Katie opened her eyes and smiled at him. "Exactly. Fortunately, she's not the reason we're going back, and a large part of me prays she isn't there." Katie closed her eyes once more.
"Anyway, Kris was often getting into trouble as we were growing up, more out of not doing things he should have than doing things he shouldn't.
"One day when he was out, playing or dreaming where he shouldn't have been at all, something came over him, and his behavior started going downhill. Kris started doing things that weren't like him, but they worsened so slowly it's hard to pinpoint when it started the day I realized it.
"Mom was out for some reason or another and we were confined to the house and garden. I was outside and Kris was in when I heard his voice change. I didn't try to get any closer to him, knowing that I probably could but didn't want to take that chance.

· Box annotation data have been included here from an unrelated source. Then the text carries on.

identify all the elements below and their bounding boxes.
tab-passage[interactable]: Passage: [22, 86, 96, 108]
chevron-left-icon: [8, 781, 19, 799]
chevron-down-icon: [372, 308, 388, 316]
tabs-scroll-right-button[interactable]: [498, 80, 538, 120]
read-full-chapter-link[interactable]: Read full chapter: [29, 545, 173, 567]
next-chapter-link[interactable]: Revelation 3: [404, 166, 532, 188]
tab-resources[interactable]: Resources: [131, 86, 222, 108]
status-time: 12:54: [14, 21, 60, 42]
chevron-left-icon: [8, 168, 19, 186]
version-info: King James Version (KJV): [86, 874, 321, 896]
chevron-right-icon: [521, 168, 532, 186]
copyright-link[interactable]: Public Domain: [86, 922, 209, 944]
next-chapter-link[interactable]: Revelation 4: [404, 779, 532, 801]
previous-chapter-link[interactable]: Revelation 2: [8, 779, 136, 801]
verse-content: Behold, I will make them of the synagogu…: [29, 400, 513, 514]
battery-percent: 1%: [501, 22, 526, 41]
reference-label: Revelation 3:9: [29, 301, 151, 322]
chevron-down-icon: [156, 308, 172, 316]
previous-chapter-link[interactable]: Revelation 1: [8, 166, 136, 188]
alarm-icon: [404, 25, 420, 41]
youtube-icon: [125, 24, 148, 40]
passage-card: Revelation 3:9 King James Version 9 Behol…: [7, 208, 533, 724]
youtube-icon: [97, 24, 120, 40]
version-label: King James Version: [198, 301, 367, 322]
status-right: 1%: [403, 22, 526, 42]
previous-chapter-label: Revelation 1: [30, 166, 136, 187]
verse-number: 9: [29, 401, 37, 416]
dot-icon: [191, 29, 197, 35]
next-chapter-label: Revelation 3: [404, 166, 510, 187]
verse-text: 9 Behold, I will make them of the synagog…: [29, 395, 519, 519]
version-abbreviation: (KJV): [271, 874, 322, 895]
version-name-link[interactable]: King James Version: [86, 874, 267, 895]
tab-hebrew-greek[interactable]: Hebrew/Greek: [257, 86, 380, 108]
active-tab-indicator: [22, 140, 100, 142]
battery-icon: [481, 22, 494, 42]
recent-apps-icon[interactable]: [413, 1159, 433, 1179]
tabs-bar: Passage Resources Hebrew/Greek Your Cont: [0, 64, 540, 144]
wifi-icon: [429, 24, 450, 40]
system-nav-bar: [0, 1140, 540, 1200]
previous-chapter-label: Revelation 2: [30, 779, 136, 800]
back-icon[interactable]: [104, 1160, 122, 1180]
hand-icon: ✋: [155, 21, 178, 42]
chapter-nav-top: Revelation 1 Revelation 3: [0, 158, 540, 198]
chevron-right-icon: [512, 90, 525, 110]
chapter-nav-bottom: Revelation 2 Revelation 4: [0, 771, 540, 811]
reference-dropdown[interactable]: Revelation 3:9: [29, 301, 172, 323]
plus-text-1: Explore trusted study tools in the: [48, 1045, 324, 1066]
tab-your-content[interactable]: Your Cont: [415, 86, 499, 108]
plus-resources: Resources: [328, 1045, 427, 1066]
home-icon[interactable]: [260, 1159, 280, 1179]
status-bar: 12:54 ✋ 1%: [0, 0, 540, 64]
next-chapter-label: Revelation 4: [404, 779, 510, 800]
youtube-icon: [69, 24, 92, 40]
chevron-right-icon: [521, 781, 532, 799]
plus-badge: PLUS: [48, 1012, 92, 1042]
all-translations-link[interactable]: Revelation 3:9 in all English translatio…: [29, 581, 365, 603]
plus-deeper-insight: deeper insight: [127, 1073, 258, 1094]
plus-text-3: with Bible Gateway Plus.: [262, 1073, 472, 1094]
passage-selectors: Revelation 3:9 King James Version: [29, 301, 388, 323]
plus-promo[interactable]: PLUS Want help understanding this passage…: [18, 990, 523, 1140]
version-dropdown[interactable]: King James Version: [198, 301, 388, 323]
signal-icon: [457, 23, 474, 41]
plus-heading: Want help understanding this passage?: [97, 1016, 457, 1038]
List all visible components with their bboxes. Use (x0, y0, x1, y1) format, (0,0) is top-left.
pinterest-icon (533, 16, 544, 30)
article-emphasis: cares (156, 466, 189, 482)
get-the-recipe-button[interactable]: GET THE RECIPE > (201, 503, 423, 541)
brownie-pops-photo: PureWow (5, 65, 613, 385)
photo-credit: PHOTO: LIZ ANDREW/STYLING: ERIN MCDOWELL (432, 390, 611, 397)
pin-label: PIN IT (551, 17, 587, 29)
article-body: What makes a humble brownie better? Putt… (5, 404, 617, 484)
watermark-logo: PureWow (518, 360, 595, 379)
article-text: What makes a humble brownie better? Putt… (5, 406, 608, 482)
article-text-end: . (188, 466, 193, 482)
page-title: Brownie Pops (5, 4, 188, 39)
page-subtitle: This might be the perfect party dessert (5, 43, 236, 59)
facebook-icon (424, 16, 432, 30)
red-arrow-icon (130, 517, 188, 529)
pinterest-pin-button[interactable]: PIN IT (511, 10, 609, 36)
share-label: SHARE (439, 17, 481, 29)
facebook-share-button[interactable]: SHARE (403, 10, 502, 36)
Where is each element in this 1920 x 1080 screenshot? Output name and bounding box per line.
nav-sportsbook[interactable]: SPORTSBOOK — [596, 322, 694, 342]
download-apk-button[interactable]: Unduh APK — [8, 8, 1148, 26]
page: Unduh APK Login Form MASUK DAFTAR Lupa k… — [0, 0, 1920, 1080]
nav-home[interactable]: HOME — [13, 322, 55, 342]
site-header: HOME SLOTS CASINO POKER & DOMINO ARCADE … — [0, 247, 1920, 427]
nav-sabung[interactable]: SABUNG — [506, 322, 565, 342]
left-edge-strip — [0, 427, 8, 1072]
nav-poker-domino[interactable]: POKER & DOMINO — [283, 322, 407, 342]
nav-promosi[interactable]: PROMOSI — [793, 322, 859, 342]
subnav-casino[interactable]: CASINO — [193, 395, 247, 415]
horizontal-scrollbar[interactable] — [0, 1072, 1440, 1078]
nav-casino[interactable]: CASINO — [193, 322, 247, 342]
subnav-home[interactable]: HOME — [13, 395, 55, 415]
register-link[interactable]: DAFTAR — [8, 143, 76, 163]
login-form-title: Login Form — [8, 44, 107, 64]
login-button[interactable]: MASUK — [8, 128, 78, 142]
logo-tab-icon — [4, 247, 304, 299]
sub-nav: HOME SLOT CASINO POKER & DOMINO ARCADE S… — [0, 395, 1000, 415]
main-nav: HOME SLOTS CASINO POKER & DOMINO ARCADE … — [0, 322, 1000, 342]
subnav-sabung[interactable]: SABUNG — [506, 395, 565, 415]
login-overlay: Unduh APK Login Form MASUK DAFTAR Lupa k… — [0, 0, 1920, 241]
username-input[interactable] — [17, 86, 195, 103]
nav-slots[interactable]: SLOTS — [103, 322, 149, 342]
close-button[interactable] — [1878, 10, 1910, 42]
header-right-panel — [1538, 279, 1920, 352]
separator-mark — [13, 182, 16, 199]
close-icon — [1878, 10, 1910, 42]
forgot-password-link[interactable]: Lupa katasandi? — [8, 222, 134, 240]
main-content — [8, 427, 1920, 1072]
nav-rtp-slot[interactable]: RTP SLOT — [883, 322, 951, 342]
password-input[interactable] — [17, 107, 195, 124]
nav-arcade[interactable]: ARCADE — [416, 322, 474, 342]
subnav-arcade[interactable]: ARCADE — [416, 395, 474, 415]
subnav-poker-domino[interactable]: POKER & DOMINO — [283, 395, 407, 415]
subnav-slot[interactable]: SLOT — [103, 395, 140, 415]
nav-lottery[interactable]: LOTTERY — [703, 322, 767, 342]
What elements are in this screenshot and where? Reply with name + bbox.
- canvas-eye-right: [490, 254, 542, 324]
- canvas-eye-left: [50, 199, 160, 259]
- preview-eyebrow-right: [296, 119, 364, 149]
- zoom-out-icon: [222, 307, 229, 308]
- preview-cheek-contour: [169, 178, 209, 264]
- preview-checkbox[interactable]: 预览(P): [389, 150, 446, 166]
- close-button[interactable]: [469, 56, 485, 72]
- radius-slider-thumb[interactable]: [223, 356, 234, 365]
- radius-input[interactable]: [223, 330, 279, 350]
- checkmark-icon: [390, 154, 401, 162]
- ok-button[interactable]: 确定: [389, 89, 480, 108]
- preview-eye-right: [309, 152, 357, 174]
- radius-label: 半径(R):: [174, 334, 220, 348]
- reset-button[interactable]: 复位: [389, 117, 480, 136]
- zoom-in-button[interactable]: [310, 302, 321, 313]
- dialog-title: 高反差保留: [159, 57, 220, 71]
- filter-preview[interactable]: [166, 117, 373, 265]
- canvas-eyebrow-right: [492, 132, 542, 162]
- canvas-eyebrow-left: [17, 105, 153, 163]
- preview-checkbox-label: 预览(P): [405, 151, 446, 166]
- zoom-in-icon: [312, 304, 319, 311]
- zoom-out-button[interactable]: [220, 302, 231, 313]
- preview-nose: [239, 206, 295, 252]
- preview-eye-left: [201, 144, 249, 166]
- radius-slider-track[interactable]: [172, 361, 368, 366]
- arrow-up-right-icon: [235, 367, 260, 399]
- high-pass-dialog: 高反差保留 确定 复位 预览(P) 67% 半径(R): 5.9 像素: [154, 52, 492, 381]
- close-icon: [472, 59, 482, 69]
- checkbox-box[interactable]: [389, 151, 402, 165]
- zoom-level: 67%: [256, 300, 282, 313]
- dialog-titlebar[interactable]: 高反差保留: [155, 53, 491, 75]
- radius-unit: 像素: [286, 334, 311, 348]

"The voice… it was so scared. It was Kris's voice, I realized, a voice I hadn't heard in so long, since before his behavior started deteriorating, and the voice I'd been hearing him use since wasn't his at all.
"My big brother was frightened, and for all the times he stood and protected me… I wanted to help him this time.
"When Mom came back, Kris wandered out and I followed carefully. It wasn't the first time I'd done that, but this time, everything would be ruined if he caught me. I trailed farther behind than I'd ever dared before, drawing his into sight only enough to see where he turned in the woods and then letting him slowly leave me behind again. At the last turn,… I'd thought I'd lost him, but he'd stepped through a coarse bramble. I backtracked a bit and found him.
"It was as if whatever had gotten into him was letting him out on a very short leash when nobody else was around, and the rest of the time being imprisoned in his own head.
"I was just trying to reach out to him, before I knew of these things we can do. I whispered 'I hear you, Kris,' and they spun and glared at me. Kris had been fighting for so long but by now he simply ran out of strength….
"The thing inside him pulled him back into that prison so hard that hard body went limp and they both lost control of it. Before I knew it, I was beside him, cradling my big brother's head in my lap. Without knowing what I was doing, my fingers were brushing his hair from his temples and pressing against them, and then I was diving into his head.
"It was such a very long way down, but I wanted to help him so badly. I don't know how long I was in there with him, but I know I made a mess of everything. I trampled through Kris's thoughts as ruthlessly and carelessly as that monster, fighting over the fading spark that was my brother.
"Back then, it was only by sheer force of will that I fought with it then, but I've learned so much since then. I just hope it's enough."
A single tear fell slowly from her eye. "He was never the same afterward, and then Paul came along. Kris was growing stronger but still very weak, as if he wasn't growing evenly all around.
"All Paul wanted to was help, but all Kris saw it as was another attempt to imprison him, so he fell behind and never really learned his way through the mists."
Nol wasn't sure what to say or do, so he simply let Katie finish on her own.
"But when I saw him with you, and holding the Book too, it was so hard to believe. He's found his own way and come into his own strength. He is more whole than I've ever seen." She opened her eyes and smiled at him.
"And now we're searching for that monster you pulled out of him."
"And now we're searching for the last piece to make my brother whole."